(Fot. freeimages.com)
Ropa naftowa WTI w ostatnich dwóch tygodniach podrożała o ponad 10 proc. W piątek ważne dla rynku okazały się raporty firmy Baker Hughes dotyczące liczby funkcjonujących wiertni w Stanach Zjednoczonych. Dobrze odzwierciedlały one zmiany w amerykańskim przemyśle wydobywczym po ubiegłorocznym znaczącym spadku cen ropy naftowej na globalnym rynku. Okazało się, że po raz kolejny liczba funkcjonujących wiertni w USA spadła – tym razem o 26 do poziomu 734. We wcześniejszych tygodniach spadki wynosiły odpowiednio 42 i 11 wiertni. Łącznie liczba wierni w USA spada nieprzerwanie już od 19 tygodni. Obecnie liczba ta jest najniższa od 2010 roku. Poza tym, stanowi ona dużą zmianę względem poprzedniego roku. Jeszcze w październiku w USA działało 1.609 wiertni.
– Tak czy inaczej, w ostatnich tygodniach spadki liczby funkcjonujących wiertni nieco wyhamowały. Może to oznaczać, że większość spółek wydobywczych w USA przeprowadziła już restrukturyzację, polegającą przede wszystkim na częściowym zawieszeniu wydobycia ropy. Na rynku jednak efekty tej restrukturyzacji dopiero zaczynają być widoczne. Produkcja ropy naftowej w USA pozostaje duża, a zapasy nadal rosną – jednak ich wzrost ostatnio nieco wyhamował. Notowania ropy naftowej WTI dzisiaj rano delikatnie rosną, kontynuując tym samym ruch wzrostowy z poprzedniego tygodnia. W krótkim terminie potencjał wzrostowy jeszcze istnieje, ale jest on już niewielki, przynajmniej w obecnych warunkach fundamentalnych. Ważną barierą dla strony popytowej są okolice 60 USD za baryłkę. – ocenia Dorota Sierakowska, analityk DM BOŚ.

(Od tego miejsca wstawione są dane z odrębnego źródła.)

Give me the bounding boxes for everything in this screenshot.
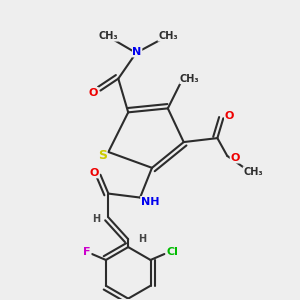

>> Dzięki kontraktom CFD na ropę naftową i pszenicę w City Index możesz wykorzystać dźwignię finansową, która pozwoli wykorzystać każdy ruch ceny na rynku >> Odwiedź stronę i załóż konto już teraz
Próbę stabilizacji widać na notowaniach pszenicy. Niemniej eksperci wskazują, że presja podaży na tym rynku jest jednak widoczna i co ważne, jest uzasadniona fundamentalnie. Na terenach uprawy pszenicy w Stanach Zjednoczonych sytuacja pogodowa się poprawiła, co pozwala na nieco bardziej optymistyczne prognozy produkcji tego zboża w USA. Jednak sytuacja jest dobra nie tylko w USA – globalna podaż pszenicy jest spora, a amerykańskie zboże musi konkurować cenowo m.in. z pszenicą z rejonu Morza Czarnego i z Unii Europejskiej. I często tę konkurencję przegrywa. W sobotę pojawiła się informacja, że Egipt, czyli największy importer pszenicy na świecie, kupił spore ilości pszenicy z dostawą na początku czerwca, a sprzedającym były Francja, Rosja oraz Rumunia.
– Perspektywy dla cen pszenicy w USA są obecnie mieszane. Z jednej strony, spadek cen poniżej 500 USD za 100 buszli oznacza, że amerykańska pszenica może być konkurencyjna cenowo – na ogół właśnie ceny nieprzekraczające 5 USD za buszel prowadziły do większego popytu na zboże z USA. Warto jednak pamiętać, że obecnie do pszenicy z USA zniechęca dodatkowo siła amerykańskiego dolara. – zaznacza Dorota Sierakowska.